10 Apr 2025
Inverting the Consulting Pyramid
Three Structural Shifts Redefining Strategy Consulting
The consulting pyramid isn't being flattened.
It's inverting completely.
The consulting model was built as a pyramid:
→ Partners at the top setting strategy and selling work
→ Managers in the middle coordinating teams
→ Associates at the bottom doing analysis and slides
This shape determined everything:
→ How clients were served (with armies of junior talent)
→ How value was created (through billable hours)
→ How careers progressed (up-or-out promotion paths)
→ How knowledge flowed (from the top down)
Now, the pyramid is flipping upside down:
→ Small, elite teams drive client engagements
→ AI systems handle what armies of analysts once did
→ Partners work directly with technology, not just people
→ Value moves from billable hours to outcomes delivered
Client engagements are transforming:
→ From static deliverables to continuous partnership
→ From "trust our analysis" to "let's co-create solutions"
→ From quarterly check-ins to real-time collaboration
→ From knowledge transfer to capability building
The source of leverage has fundamentally shifted:
→ Old model: More junior people = more leverage
→ New model: Better technology = exponential leverage
A partner who once needed 15 individuals to serve a client can now deliver more value with 3 senior consultants and AI.

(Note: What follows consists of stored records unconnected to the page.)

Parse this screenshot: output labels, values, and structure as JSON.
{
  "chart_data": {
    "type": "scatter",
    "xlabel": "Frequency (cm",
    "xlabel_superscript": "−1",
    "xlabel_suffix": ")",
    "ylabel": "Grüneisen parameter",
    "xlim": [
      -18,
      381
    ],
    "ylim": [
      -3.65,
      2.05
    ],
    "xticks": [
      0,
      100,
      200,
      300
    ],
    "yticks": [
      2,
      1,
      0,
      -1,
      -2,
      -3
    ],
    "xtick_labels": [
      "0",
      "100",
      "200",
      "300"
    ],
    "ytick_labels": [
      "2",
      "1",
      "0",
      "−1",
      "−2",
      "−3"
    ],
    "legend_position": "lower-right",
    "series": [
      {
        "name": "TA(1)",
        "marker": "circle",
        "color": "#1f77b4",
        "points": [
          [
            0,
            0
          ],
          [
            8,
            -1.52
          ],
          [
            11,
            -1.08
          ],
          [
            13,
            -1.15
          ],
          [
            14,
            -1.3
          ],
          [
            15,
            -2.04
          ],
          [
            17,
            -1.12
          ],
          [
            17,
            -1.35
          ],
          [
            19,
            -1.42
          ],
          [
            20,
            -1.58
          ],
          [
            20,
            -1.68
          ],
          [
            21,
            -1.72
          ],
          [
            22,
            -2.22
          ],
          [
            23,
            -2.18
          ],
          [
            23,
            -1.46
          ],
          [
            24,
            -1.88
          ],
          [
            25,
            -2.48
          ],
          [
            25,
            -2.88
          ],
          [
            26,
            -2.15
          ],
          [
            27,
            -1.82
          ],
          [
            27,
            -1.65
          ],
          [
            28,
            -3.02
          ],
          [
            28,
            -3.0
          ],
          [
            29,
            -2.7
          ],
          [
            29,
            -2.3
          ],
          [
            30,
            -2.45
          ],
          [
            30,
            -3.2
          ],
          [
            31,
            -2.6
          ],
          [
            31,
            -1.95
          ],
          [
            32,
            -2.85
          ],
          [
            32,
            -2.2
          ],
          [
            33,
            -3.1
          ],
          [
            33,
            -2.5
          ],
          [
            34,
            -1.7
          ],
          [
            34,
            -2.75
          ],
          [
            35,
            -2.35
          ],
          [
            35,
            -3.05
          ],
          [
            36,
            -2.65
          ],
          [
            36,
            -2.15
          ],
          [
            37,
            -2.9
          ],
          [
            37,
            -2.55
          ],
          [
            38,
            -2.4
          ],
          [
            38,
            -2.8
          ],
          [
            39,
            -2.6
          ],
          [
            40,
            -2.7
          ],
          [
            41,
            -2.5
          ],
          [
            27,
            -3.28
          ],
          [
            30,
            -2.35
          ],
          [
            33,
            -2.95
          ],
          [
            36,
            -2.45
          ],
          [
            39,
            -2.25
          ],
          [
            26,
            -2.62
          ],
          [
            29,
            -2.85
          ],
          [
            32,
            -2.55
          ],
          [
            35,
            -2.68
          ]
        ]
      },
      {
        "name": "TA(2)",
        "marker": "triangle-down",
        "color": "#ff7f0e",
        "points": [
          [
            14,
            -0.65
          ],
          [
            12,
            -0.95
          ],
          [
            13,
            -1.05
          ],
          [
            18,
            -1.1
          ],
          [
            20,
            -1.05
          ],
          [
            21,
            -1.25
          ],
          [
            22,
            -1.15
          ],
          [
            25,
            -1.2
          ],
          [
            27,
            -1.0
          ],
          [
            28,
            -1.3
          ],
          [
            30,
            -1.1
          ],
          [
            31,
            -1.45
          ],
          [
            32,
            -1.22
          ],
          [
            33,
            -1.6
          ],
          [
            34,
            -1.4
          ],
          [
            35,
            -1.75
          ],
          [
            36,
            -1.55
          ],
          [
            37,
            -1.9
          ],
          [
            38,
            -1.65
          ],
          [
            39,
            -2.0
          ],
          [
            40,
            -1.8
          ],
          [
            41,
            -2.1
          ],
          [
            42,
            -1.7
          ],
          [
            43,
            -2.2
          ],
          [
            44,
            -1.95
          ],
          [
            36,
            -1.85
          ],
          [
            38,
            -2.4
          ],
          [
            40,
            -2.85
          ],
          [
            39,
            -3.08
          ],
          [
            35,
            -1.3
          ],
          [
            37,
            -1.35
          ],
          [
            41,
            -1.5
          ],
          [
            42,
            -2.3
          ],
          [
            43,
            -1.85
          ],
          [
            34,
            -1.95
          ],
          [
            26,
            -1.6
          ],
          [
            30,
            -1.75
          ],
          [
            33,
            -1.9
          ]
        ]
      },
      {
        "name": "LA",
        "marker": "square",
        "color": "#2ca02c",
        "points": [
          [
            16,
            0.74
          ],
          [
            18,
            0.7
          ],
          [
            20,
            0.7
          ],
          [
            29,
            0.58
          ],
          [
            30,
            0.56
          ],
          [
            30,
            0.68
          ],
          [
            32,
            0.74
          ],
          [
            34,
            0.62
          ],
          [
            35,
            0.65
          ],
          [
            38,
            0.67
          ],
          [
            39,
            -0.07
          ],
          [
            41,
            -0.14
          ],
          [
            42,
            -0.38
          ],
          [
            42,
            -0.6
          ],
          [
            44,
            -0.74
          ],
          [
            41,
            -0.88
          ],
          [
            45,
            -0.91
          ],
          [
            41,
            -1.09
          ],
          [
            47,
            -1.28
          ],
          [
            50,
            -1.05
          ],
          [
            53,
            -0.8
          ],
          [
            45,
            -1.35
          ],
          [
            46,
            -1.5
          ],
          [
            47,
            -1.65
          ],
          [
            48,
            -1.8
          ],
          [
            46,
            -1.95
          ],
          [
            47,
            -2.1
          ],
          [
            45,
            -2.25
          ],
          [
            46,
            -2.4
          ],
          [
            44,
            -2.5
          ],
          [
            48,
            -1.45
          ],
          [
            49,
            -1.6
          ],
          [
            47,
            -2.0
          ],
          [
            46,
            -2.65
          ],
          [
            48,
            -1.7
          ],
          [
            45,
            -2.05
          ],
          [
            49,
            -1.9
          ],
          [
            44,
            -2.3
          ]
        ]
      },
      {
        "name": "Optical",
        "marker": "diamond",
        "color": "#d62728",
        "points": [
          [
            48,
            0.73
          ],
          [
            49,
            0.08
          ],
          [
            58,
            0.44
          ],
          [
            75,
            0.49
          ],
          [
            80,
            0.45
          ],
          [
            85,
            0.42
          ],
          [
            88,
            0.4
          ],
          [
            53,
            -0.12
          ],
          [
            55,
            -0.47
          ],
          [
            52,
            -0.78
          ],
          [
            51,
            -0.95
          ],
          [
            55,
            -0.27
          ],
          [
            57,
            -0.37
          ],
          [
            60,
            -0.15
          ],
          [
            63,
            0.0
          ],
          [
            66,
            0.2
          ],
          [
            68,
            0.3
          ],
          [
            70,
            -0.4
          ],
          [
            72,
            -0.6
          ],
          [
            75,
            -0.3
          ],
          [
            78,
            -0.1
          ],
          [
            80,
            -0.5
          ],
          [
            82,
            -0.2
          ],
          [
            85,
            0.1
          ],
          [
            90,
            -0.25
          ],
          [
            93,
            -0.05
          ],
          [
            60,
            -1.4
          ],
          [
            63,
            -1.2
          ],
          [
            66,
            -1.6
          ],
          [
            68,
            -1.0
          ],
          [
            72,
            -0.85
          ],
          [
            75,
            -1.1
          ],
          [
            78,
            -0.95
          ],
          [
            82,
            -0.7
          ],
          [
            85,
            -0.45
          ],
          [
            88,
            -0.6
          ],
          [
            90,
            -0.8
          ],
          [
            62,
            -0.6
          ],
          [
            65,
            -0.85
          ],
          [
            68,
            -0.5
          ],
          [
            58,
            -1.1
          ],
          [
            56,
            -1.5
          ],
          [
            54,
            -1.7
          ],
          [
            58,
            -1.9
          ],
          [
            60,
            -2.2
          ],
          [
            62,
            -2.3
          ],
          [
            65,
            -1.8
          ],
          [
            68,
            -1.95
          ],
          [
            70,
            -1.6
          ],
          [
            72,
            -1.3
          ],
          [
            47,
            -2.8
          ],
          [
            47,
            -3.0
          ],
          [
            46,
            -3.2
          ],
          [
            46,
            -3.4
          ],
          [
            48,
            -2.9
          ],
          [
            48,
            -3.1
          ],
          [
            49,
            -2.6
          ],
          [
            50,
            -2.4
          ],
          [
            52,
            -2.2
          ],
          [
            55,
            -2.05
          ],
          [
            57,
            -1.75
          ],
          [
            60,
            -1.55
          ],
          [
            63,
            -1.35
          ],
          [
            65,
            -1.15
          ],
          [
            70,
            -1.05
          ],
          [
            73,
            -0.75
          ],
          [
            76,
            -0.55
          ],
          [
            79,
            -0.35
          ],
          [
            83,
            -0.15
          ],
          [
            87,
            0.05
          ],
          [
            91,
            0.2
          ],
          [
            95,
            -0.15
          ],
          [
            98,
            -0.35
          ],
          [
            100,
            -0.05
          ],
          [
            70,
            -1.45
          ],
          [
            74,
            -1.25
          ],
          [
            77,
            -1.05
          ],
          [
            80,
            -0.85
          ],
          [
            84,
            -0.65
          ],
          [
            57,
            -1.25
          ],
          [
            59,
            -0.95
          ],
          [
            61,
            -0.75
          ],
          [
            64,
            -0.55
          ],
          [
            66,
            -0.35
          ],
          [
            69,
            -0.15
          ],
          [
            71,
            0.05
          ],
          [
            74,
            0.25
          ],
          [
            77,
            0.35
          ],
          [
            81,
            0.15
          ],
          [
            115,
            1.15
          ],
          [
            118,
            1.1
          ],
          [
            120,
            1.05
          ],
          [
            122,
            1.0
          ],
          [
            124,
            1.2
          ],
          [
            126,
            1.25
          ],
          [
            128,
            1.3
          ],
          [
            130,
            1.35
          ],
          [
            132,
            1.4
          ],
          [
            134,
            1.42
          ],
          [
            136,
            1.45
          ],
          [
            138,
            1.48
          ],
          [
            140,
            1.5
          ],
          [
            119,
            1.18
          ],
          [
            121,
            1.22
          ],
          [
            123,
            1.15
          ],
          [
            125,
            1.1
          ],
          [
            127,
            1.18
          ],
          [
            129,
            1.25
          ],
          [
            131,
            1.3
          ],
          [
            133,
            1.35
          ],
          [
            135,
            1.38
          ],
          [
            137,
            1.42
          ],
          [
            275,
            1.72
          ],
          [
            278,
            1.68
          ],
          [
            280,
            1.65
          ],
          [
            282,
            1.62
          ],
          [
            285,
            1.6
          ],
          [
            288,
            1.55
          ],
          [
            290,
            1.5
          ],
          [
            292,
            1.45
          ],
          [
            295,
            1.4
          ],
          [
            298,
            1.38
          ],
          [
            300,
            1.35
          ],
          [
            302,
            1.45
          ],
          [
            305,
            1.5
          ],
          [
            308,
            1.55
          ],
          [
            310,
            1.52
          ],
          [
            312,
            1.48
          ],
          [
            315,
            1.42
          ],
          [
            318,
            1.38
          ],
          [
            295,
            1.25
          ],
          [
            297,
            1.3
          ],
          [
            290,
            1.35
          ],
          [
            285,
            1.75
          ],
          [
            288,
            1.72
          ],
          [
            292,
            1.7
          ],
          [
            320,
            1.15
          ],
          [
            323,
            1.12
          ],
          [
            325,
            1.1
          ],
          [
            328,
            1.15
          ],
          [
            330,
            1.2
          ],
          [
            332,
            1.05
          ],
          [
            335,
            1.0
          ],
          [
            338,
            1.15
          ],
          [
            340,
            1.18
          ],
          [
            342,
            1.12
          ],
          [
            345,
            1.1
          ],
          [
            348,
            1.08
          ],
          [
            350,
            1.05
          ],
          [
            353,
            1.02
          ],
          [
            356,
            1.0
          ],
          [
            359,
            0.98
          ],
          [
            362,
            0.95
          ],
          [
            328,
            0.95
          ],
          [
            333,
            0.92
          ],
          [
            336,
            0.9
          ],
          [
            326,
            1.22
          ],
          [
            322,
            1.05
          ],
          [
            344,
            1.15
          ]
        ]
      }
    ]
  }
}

The innovator's dilemma has legacy firms trapped:
→ Their partner profits depend on the pyramid model
→ The governance trap protects the status quo
→ Changing compensation structures breaks the model
→ EY's failed $700M Project Everest shows how insiders block structural change
These incumbent firms aren't resisting change out of ignorance; they're trapped by their success.
Mastery of the old game is exactly what stops them from playing the new one.
The hardest thing in business isn't climbing to the top. It's having the humility to start again at the bottom.
Those who embrace returning to zero have this deep sense of freedom.
They see change as opportunity, rather than threat.